DUBUQUE, Iowa — On his first big trip to the first big state of the 2012 presidential race, Republican Newt Gingrich was supposed to start overcoming one of his bigger challenges: transforming his perpetually growing, always-evolving recitations on policy into the simple and coherent message of a White House contender.
The former House speaker instead found himself on the defensive about comments he made a day earlier on NBC’s “Meet the Press,” where he criticized a Republican proposal to partly privatize Medicare and defended a central tenet of the Democratic health-care law that passed last year: that people must bear more of the cost of their own medical care.
The comments unleashed a torrent of criticism from conservatives and forced Gingrich to explain his position. His campaign also released a statement and a video clarifying that he wants to repeal the health-care law backed by President Obama.
“I’ve gone around the country for three years giving speeches attacking Obamacare,” Gingrich told a huddle of reporters at the Holiday Inn here Monday, after speaking to the local Kiwanis Club over lunch. “Now, somebody watches 22 seconds of a TV show and says, ‘Oh, what’s happening?’ Nobody said to Reagan, ‘Oh, you must be soft on communism because you said, ‘I like Gorbachev.’ I am opposed to Obamacare. Obamacare should be repealed. In toto. Not partially. All of it. And then we should have a discussion about what replaces it.”
Similarly, Gingrich played defense over his criticism of a proposal by Rep.

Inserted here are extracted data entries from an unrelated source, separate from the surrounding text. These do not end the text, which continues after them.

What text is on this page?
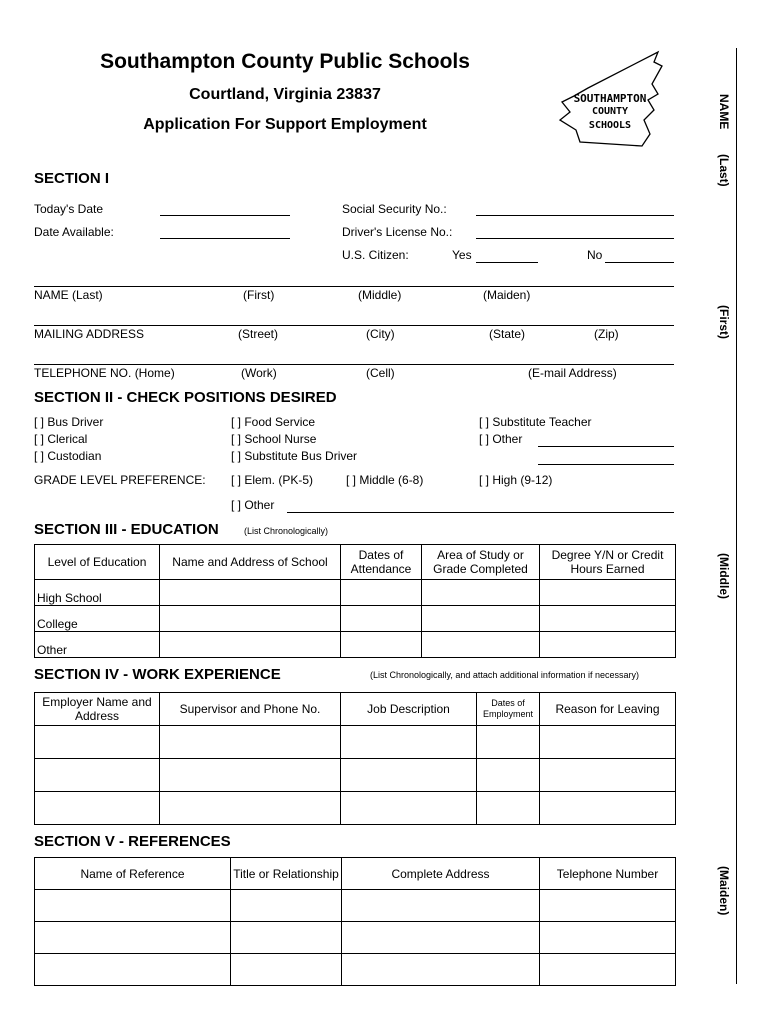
Southampton County Public Schools
Courtland, Virginia 23837
Application For Support Employment
SOUTHAMPTON
COUNTY
SCHOOLS	NAME
(Last)
(First)
(Middle)
(Maiden)
SECTION I
Today's Date
Date Available:
Social Security No.:
Driver's License No.:
U.S. Citizen:	Yes	No
NAME (Last)	(First)	(Middle)	(Maiden)
MAILING ADDRESS	(Street)	(City)	(State)	(Zip)
TELEPHONE NO. (Home)	(Work)	(Cell)	(E-mail Address)
SECTION II - CHECK POSITIONS DESIRED
[ ] Bus Driver
[ ] Clerical
[ ] Custodian
[ ] Food Service
[ ] School Nurse
[ ] Substitute Bus Driver
[ ] Substitute Teacher
[ ] Other
GRADE LEVEL PREFERENCE: [ ] Elem. (PK-5)	[ ] Middle (6-8)	[ ] High (9-12)
[ ] Other
SECTION III - EDUCATION	(List Chronologically)
Level of Education	Name and Address of School	Dates of Attendance	Area of Study or Grade Completed	Degree Y/N or Credit Hours Earned
High School				
College				
Other				
SECTION IV - WORK EXPERIENCE	(List Chronologically, and attach additional information if necessary)
Employer Name and Address	Supervisor and Phone No.	Job Description	Dates of Employment	Reason for Leaving

SECTION V - REFERENCES
Name of Reference	Title or Relationship	Complete Address	Telephone Number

Paul Ryan (R-Wis.) to dramatically reduce Medicare costs by privatizing the program for future recipients and limiting the government’s contributions. Among other things, Gingrich called Ryan’s plan “radical” and an example of “right-wing social engineering.”
Ryan responded in a radio interview Monday morning: “With allies like that, who needs the left?”
Gingrich was in Iowa on Monday at the outset of a 17-city swing, his first trip to the state after formally declaring his candidacy last week.
At his first stop, he returned again and again to the central theme of last week’s campaign kickoff video: American exceptionalism.
“Are we in the original sense Americans?” Gingrich asked his audience of about 100. “Are we defined by the Declaration of Independence or our Constitution, or are we increasingly in some kind of European relationship, where the state is important and Washington, D.C., is important, and we don’t really have much to say about it?”
Gingrich’s Iowa swing will take him to coffee shops and diners, a new stage for a politician who became comfortable — and famous — as the intellectual idea factory behind the Republican congressional revolution of the 1990s.
Now, Gingrich must convince Iowans that he has what it takes to be president. His challenges include explaining his stormy term as House speaker, which culminated in the shutdown of the federal government and significant electoral losses for his party. He also will have to address his private life, which includes an extramarital affair with Callista Gingrich, now his third wife.
Several of the Iowans who came to hear Gingrich speak Monday said they were willing to listen on the strength of his ideas. “I’ve always been impressed by Speaker Gingrich’s intellectual capability to understand issues and articulate solutions,” said David Tart, 41, a publishing executive from Dubuque. “He seems reasonable and in touch with the vibe of the country.”
But at least one man felt differently — and strongly so. Russell Fuhrman approached Gingrich after his speech and called him a “disgrace” for criticizing the Ryan proposal.